Some of the local women-led or women-founded companies IC Philly has invested in include Sustrana, MilkCrate and edtech company KickUp.

Annarie Lyles.

Annarie Lyles. (Courtesy photo)

Not to mention that IC’s membership nationally has “traditionally been at” 30 percent women. That kind of diversity both within IC and its portfolio companies — and not just diversity of gender — is something Lyles said the group values in becoming “better investors and giving us better opportunities.”

Some impact investing groups, such as Golden Seeds, intentionally only invest in women-led businesses. But for those that don’t, gender lens investing could be seen as a restriction of sorts, and Lyles believes IC as a group wouldn’t take up that mantle.

As an individual investor within IC, though, anything’s game, and Lyles, who doesn’t consider herself a gender lens investor, said she notices when it’s all guys on the management team or board of a company.

“I think they may not be quite as strong [as a company] and I would probably ask questions as to why it was,” she said. “I might still decide to invest in them but it would be a red flag for me.”

At the end of the day, maybe Lyles is a gender lens investor — Women Effect states that some people can be women effect investors without even realizing it. But Lyles makes clear the difficulties she sees with this kind of investing, the biggest being with how limited angel investing already is.

“If you think about the big pool of businesses wanting funding, only a subset are suitable for angel investors,” she wrote in a follow-up email. “At [IC], we only look at the subset of these that have promise for social and environmental benefits, as well as profitability. Within the Philly IC network, we usually also further select the fraction that have Philadelphia connections. Within this small fraction of businesses that are suitable and seeking angel funding plus being for-benefit and local, any additional screening based on gender or other diversity lenses would leave us with too little deal flow for our members.”

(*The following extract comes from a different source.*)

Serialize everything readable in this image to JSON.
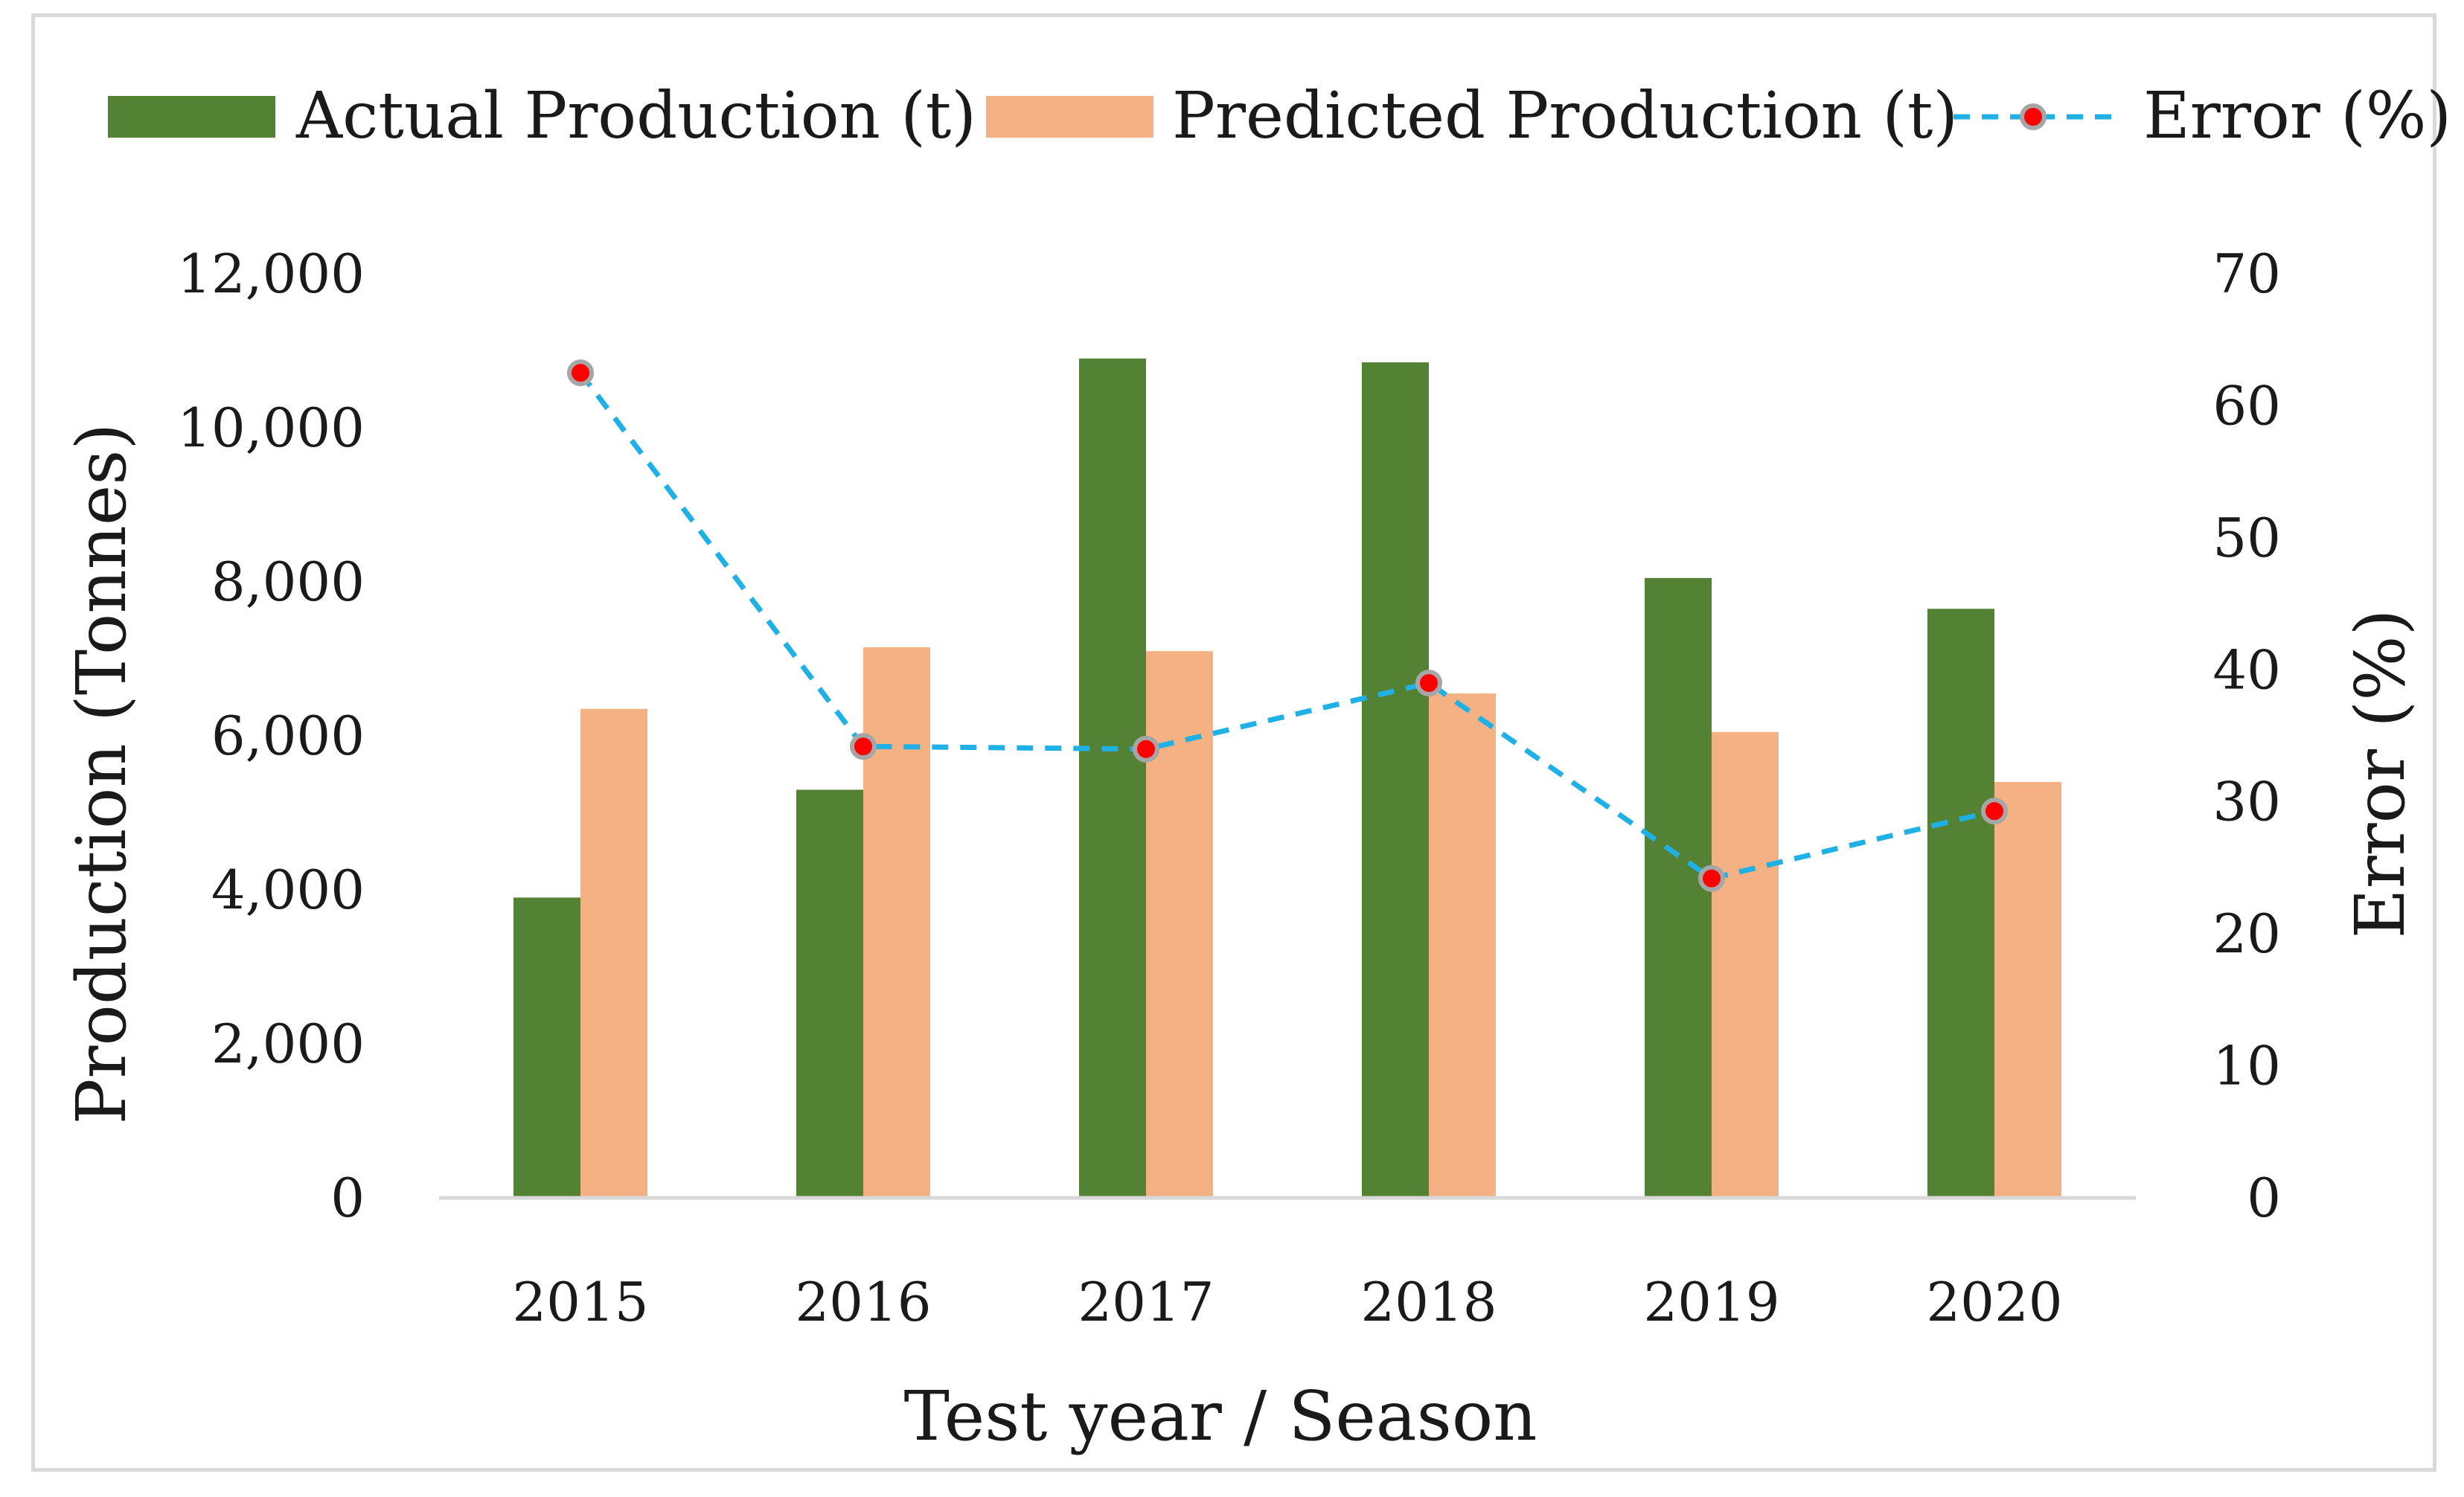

Since we’re going with the lens imagery, Lyles compared it to a camera — every filter added makes it harder for an image to be captured as clearly. As if measuring social impact wasn’t complicated enough.

Instead of outright rejecting a company seeking funding just because it happens to be all-male, Lyles suggested steps that can be implemented after investing, such as asking a company to take on a women member from the investment group to become an advisor on its board, which she said IC Philly has done before.